I didn’t mean to kill us both, but when the car went out of control I thought to myself that you would deserve it if we both did actually die.
— Abbi Hendrix

Who is the monster? The creator of the monster, or the monster himself? This isn't a question I could have asked ten years ago. But the times are much more desperate. Not because of the banks or global warming or war or virus. Despair in my neighborhood of buppies, guppies and yuppies spreads among us because our lives are spent as spectators and customers, consumers and witnesses, but never as creators. We live in heroic times, but who is a hero?

The Olympics are just over, and who won what? Will we buy more cereal, will we buy a better shampoo or toothpaste because of the games? Will we covet the corporate swastikas of Nike and Coca Cola? If we don't buy the products, will we at least emblazon their logos across our breasts? I didn't watch a minute, couldn't, because the nationalism makes me gloomy and because the very act of watching the television makes me stupid. My friend Anton mentions swimmer Michael Phelps, and I sneer in response. Anton is surprised; look at what Phelps has accomplished, he says. I retort: Who won the swimming golds in 1956 or 1932 or even 1996? Nobody will remember Michael Phelps in twenty years, and he has carelessly spent a lifetime in the shallow perfection of swimming more quickly than anyone else. Now what will he do? Write a beautiful poem?
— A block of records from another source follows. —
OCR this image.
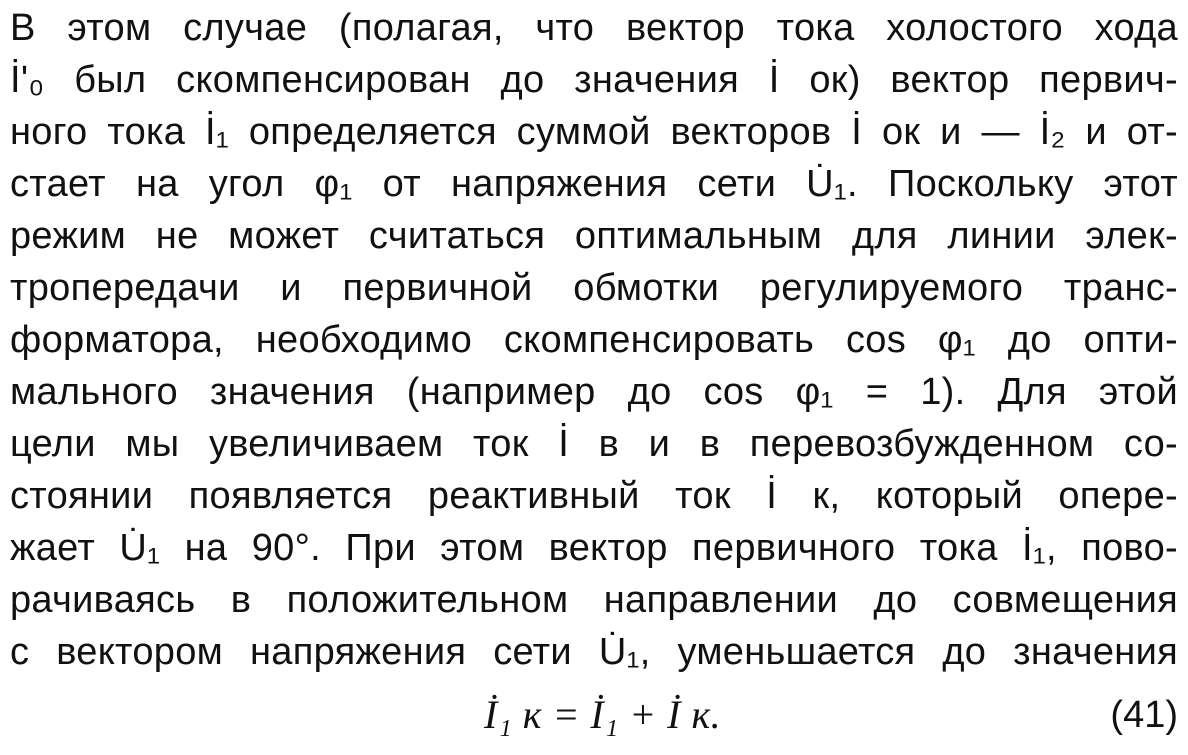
В этом случае (полагая, что вектор тока холостого хода
İ'₀ был скомпенсирован до значения İ ок) вектор первич-
ного тока İ₁ определяется суммой векторов İ ок и — İ₂ и от-
стает на угол φ₁ от напряжения сети U̇₁. Поскольку этот
режим не может считаться оптимальным для линии элек-
тропередачи и первичной обмотки регулируемого транс-
форматора, необходимо скомпенсировать cos φ₁ до опти-
мального значения (например до cos φ₁ = 1). Для этой
цели мы увеличиваем ток İ в и в перевозбужденном со-
стоянии появляется реактивный ток İ к, который опере-
жает U̇₁ на 90°. При этом вектор первичного тока İ₁, пово-
рачиваясь в положительном направлении до совмещения
с вектором напряжения сети U̇₁, уменьшается до значения
İ₁ к = İ₁ + İ к.	(41)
And I think this oblivion of purpose is causing the malaise we are all admitting. But are we admitting it? The word "treadmill" keeps coming up as an adjective for our careers in my conversations. The boredom is mighty. The stress, shattering. But we don't drop out or spend everything for the slim possibilities of creativity or look at the sky and taste the soil to relax. We work harder, clench our jaws a bit tighter, schedule more one-hour yoga classes, and watch our heros aim for the record books. We learn from the the Olympic swimmers that technique and torque will make us better at what we do, and become convinced we can jog and shop at Whole Foods to be healthier human beings. Time passes, and instead of seizing it we sell it for pennies. Why?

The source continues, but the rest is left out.